Authors: Aaron Sidford, Chenyi Zhang

NeurIPS 2023 | Conference PDF | Archive PDF | Plain Text | LLM Run Details

Reproducibility Variable Result LLM Response
Research Type Theoretical We provide two new methods for the special case of minimizing a Lipschitz convex function. Each method obtains a dimension versus accuracy trade-off which is provably unachievable classically and we prove that one method is asymptotically optimal in low-dimensional settings. Additionally, we provide quantum algorithms for computing a critical point of a smooth non-convex function at rates not known to be achievable classically.
Researcher Affiliation Academia Aaron Sidford and Chenyi Zhang {sidford,chenyiz}@stanford.edu
Pseudocode Yes The paper includes several algorithms presented in pseudocode format, e.g., 'Algorithm 1: Quantum variance reduction', 'Algorithm 2: Quantum accelerated stochastic approximation (Q-AC-SA)'.
Open Source Code No The paper discusses the potential for quantum algorithms to surpass classical ones and mentions standard techniques for implementing quantum analogs of classical oracles (in theory). However, it does not provide any specific link or statement about releasing open-source code for the methods described in this paper.
Open Datasets No The paper focuses on theoretical analysis and algorithm design, presenting new quantum algorithms and their query complexities. It does not conduct empirical studies with specific datasets, therefore, no training dataset information is provided.

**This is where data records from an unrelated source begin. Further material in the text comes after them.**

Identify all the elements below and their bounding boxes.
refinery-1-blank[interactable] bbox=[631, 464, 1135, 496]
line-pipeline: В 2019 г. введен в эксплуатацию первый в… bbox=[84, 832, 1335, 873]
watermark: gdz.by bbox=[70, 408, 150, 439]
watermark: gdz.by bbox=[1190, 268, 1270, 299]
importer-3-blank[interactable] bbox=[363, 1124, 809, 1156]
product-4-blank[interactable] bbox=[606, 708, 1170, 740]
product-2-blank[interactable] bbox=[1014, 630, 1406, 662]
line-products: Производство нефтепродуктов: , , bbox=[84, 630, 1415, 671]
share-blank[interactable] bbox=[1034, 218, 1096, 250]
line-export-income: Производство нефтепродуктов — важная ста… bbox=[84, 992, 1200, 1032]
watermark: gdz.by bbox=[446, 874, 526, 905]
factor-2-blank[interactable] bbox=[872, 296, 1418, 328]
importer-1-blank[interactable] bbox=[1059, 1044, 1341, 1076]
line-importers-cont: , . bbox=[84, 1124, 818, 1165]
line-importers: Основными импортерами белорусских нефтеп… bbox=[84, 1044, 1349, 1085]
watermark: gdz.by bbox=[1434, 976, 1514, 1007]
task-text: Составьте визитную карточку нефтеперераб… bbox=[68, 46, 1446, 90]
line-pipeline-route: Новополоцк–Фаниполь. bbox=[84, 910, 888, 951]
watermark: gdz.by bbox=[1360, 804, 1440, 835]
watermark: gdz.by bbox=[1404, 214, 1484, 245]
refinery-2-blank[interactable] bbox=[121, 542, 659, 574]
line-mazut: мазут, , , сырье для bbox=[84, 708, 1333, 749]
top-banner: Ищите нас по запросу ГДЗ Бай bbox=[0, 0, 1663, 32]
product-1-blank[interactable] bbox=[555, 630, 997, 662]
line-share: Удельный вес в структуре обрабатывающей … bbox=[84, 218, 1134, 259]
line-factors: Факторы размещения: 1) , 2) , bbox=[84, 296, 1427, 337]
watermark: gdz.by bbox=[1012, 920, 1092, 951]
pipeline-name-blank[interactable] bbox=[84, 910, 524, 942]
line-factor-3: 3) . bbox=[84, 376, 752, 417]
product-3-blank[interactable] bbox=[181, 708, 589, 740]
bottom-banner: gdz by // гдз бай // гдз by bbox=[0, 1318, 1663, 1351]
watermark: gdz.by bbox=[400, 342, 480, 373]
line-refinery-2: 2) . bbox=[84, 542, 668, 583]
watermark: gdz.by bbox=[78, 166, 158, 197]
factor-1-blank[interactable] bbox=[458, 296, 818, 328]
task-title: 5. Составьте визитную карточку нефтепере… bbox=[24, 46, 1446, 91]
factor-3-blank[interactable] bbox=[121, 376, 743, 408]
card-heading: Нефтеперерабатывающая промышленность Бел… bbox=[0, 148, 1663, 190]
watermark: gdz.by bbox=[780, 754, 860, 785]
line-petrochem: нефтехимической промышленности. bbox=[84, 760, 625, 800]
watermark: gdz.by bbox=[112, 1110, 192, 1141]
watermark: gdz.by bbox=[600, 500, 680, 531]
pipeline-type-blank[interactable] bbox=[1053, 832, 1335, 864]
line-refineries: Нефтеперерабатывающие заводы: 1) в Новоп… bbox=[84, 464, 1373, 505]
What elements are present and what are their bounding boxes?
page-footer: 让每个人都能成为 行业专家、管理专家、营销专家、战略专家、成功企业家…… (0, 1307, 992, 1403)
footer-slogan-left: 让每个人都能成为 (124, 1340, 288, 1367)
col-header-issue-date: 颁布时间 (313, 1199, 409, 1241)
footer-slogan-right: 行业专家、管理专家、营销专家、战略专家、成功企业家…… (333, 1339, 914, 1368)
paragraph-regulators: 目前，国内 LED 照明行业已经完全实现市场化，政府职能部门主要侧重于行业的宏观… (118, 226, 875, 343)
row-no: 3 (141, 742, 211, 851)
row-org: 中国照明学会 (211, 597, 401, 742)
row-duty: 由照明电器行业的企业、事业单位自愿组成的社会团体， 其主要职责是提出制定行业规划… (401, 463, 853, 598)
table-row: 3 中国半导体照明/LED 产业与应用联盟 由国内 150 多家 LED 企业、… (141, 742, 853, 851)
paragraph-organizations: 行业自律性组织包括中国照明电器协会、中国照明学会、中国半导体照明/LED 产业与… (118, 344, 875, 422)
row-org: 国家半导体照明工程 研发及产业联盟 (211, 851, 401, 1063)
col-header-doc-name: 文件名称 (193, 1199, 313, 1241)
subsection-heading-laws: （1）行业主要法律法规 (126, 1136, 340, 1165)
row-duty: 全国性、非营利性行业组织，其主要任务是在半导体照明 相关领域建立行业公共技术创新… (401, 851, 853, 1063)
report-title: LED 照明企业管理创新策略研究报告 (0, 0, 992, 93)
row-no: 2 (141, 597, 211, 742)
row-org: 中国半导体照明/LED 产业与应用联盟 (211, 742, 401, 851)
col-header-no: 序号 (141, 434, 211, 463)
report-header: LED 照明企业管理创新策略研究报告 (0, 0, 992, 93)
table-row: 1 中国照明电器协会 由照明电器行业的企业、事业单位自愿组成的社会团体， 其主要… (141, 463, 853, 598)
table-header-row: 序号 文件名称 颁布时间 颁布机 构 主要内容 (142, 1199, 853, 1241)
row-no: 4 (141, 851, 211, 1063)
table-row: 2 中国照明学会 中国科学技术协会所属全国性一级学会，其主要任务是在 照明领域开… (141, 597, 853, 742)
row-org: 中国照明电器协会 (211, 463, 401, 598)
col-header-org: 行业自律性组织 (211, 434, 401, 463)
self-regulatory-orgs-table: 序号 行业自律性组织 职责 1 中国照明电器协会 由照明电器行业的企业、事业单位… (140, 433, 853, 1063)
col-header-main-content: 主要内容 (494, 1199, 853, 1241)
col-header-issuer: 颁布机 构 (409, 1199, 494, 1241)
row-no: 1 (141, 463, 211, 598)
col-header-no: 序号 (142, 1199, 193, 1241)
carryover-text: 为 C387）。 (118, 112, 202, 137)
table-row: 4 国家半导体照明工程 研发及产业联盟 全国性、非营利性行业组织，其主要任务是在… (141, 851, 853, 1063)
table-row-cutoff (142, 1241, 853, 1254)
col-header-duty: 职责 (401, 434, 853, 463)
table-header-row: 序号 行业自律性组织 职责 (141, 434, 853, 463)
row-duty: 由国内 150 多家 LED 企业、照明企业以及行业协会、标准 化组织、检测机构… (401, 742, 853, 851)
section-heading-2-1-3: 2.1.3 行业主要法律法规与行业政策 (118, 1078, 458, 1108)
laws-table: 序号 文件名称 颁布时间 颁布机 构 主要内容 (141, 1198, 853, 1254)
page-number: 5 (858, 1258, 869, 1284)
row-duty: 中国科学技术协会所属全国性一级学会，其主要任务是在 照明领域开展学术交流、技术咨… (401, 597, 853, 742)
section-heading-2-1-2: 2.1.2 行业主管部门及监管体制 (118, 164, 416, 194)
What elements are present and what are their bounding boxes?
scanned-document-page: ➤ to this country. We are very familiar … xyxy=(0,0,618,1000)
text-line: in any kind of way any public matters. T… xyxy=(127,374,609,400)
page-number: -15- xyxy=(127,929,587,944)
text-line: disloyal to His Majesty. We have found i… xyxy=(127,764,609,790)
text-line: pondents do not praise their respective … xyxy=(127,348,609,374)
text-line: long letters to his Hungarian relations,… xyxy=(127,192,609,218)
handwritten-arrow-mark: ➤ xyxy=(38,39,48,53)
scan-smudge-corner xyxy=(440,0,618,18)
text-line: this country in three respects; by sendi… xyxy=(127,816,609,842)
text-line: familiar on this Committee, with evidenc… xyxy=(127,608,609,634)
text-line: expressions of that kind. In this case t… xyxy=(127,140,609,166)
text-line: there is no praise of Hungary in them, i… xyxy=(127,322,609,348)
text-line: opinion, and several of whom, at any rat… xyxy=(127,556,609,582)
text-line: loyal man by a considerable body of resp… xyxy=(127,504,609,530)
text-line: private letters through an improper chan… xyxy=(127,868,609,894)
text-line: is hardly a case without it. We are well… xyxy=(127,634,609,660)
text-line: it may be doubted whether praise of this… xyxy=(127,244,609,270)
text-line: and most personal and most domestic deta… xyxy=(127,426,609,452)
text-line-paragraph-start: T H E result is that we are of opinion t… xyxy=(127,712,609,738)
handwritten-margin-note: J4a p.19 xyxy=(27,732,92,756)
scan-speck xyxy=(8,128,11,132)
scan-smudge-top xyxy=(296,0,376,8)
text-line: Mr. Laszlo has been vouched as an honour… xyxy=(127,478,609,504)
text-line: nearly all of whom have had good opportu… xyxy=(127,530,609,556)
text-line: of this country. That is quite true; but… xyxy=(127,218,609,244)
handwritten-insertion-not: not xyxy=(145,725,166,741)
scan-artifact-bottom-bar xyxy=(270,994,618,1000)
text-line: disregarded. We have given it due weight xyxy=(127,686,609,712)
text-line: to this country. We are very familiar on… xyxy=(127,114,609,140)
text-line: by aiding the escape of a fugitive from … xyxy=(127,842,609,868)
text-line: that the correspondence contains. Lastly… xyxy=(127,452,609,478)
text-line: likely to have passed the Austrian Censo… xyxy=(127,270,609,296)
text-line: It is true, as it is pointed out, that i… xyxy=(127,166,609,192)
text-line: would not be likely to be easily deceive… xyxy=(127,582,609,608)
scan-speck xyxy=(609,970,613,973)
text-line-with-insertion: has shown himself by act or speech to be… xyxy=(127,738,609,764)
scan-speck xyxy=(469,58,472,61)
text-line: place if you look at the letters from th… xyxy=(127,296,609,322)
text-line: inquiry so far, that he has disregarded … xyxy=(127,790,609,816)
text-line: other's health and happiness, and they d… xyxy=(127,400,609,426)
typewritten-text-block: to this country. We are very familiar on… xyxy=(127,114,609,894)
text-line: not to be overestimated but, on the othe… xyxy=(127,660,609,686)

Dataset Splits No The paper focuses on theoretical analysis and algorithm design, presenting new quantum algorithms and their query complexities. It does not conduct empirical studies with specific datasets, therefore, no validation split information is provided.
Hardware Specification No The paper focuses on theoretical analysis and algorithm design and does not describe any empirical experiments requiring specific hardware.
Software Dependencies No The paper focuses on theoretical analysis and algorithm design and does not specify any software dependencies for empirical experiments.
Experiment Setup No The paper describes theoretical algorithms and their properties, not an experimental setup with hyperparameters or training settings.